Итак, эмоции. Чувства. Одно из них было в лидерах: защищенность. Именно так. Словно боевая крепость, которую сложно завоевать.
«Что же это? – подумала Дина. – Айдын привез меня к себе домой?».
Вряд ли. Здесь было много женственного. Возможно, это квартира матери Айдына?.. Которой у него нет.
И тут наступило легкое просветление.
Кто со стороны выглядел, как главный опекун ее одногруппника? От кого он не отходил ни на шаг, когда их видели вместе? С кем он постоянно поддерживал отношения?
Ну, конечно.
Нелли.
«Не может быть! – Дина не ожидала такого поворота мысли. – Он привез меня к Артуровне! Невероятно! Но, в этом еще стоит убедиться!»
Она поднялась с дивана, и вдруг почувствовала головокружение такой силы, с какой раньше ей ни разу не приходилось сталкиваться. В тихо звенящей, сбивающей с ног, слепоте, она вдруг вспомнила вид последнего, что она видела сегодня до того, как очнуться здесь, в этом месте.
голова
в формальдегидной банке
заплывшие глаза
вываленный язык в экстазе слился с губами которые словно целовали стекло банки
голова ее друга
Дина сама не могла понять, каким образом ей удалось моментально узнать в расплывшемся трупном окоченении именно того, кого она в нем распознала. В ту же секунду, как этот ужас предстал перед глазами; именно в этот момент, и не секундой позже, она впервые почувствовала себя обманутой самой жизнью: зачем же нужно было дарить такого чудесного друга, чтобы потом, в итоге, увидеть его страшную смерть?
Тогда из нее вырвался страшный крик, и она никак не могла остановить его. Она кричала, кажется, до бесконечности. Потом все пропало. Стало черным. Прервалось.
Теперь же все закипело. Температура поползла вверх, и все пять чувств ринулись в одну точку, туда, где постоянно рождалось и умирало отчаяние.
Это была пропасть, и, кажется, Дина собиралась прыгнуть с горы. По щеке покатилась первая слеза. По телу побежала дрожь. Стали подгибаться ноги.
Пока была возможность, нужно было остановиться. Схватить рациональность за шиворот, и усадить около себя. Прорыдаться можно будет в любое другое время.
Так решила для себя Дина, и сделала парочку глубоких вдохов, вытирая мокрые глаза и щеки.
«Только не здесь, – говорила она себя. – Не сейчас…»
Она отвлеклась на интерьер.
Вокруг нее царил творческий беспорядок. В обоих креслах, стоящих к дивану под прямым углом, и возле них, на полу, лежали какие-то худые папки и отливающие на свету файлы с документами. Огромное количество книг, по всем углам, и на разных языках. Немытая посуда, оставленная на попечение самой себе после славного перекуса.

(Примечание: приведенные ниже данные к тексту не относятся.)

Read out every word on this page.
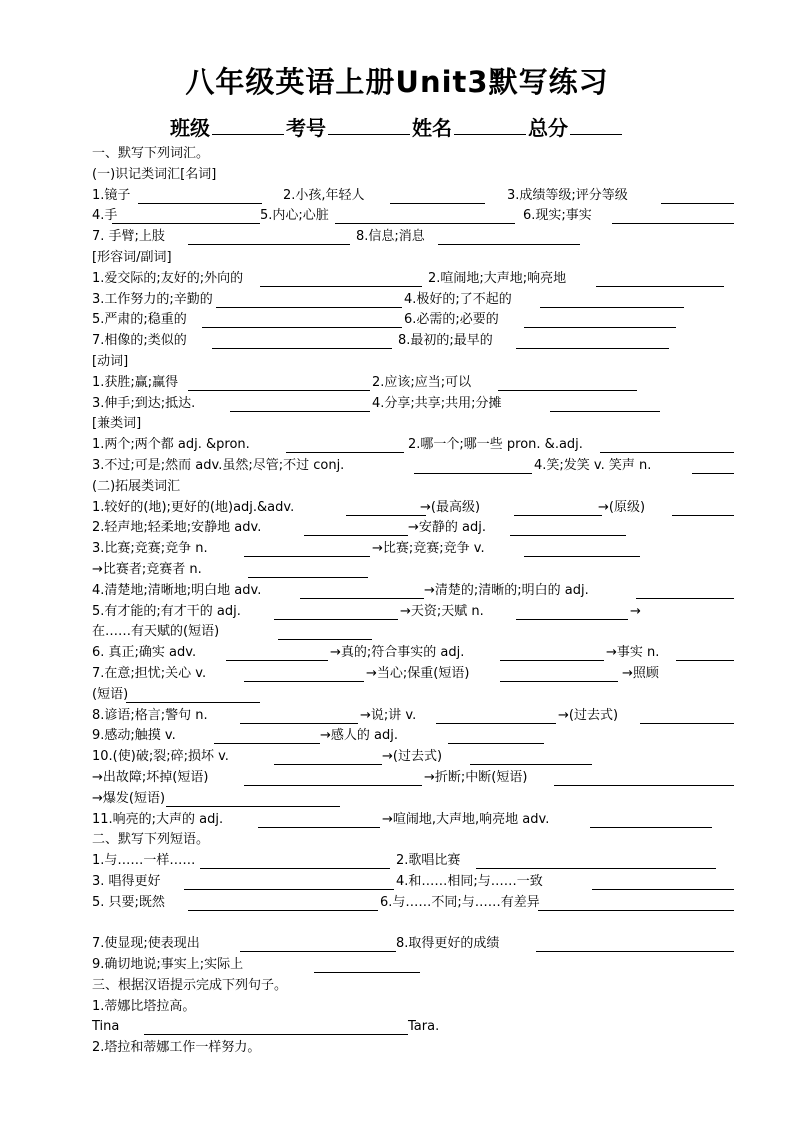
八年级英语上册Unit3默写练习
班级	考号	姓名	总分
一、默写下列词汇。
(一)识记类词汇[名词]
1.镜子	2.小孩,年轻人	3.成绩等级;评分等级
4.手	5.内心;心脏	6.现实;事实
7. 手臂;上肢	8.信息;消息
[形容词/副词]
1.爱交际的;友好的;外向的	2.喧闹地;大声地;响亮地
3.工作努力的;辛勤的	4.极好的;了不起的
5.严肃的;稳重的	6.必需的;必要的
7.相像的;类似的	8.最初的;最早的
[动词]
1.获胜;赢;赢得	2.应该;应当;可以
3.伸手;到达;抵达.	4.分享;共享;共用;分摊
[兼类词]
1.两个;两个都 adj. &pron.	2.哪一个;哪一些 pron. &.adj.
3.不过;可是;然而 adv.虽然;尽管;不过 conj.	4.笑;发笑 v. 笑声 n.
(二)拓展类词汇
1.较好的(地);更好的(地)adj.&adv.	→(最高级)	→(原级)
2.轻声地;轻柔地;安静地 adv.	→安静的 adj.
3.比赛;竞赛;竞争 n.	→比赛;竞赛;竞争 v.
→比赛者;竞赛者 n.
4.清楚地;清晰地;明白地 adv.	→清楚的;清晰的;明白的 adj.
5.有才能的;有才干的 adj.	→天资;天赋 n.	→
在……有天赋的(短语)
6. 真正;确实 adv.	→真的;符合事实的 adj.	→事实 n.
7.在意;担忧;关心 v.	→当心;保重(短语)	→照顾
(短语)
8.谚语;格言;警句 n.	→说;讲 v.	→(过去式)
9.感动;触摸 v.	→感人的 adj.
10.(使)破;裂;碎;损坏 v.	→(过去式)
→出故障;坏掉(短语)	→折断;中断(短语)
→爆发(短语)
11.响亮的;大声的 adj.	→喧闹地,大声地,响亮地 adv.
二、默写下列短语。
1.与……一样……	2.歌唱比赛
3. 唱得更好	4.和……相同;与……一致
5. 只要;既然	6.与……不同;与……有差异
7.使显现;使表现出	8.取得更好的成绩
9.确切地说;事实上;实际上
三、根据汉语提示完成下列句子。
1.蒂娜比塔拉高。
Tina	Tara.
2.塔拉和蒂娜工作一样努力。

Должно отметить, что «стильный интерьер» пусть и диссонировал с таким откровенным бардаком, но в этом сплетении прослеживалась какая-то особая, личная, гармония. Кое-где чувствовалось стремление удержать порядок, в то время как хаос спокойно перемещался в иную зону, спокойно обнаруживая для себя комфорт на новом месте.
Вдруг Дина услышала голоса. Они доносились из коридора; из другой части квартиры. Она выглянула в коридор, сделала несколько неслышных шагов, стараясь расшифровать слова, обрывки которых доносились из-за закрытой двери. По знакомой интонации Дина распознала голос Нелли.
Оставаясь незамеченной, она вернулась обратно в светлую комнату; в беспорядок, в гармонию.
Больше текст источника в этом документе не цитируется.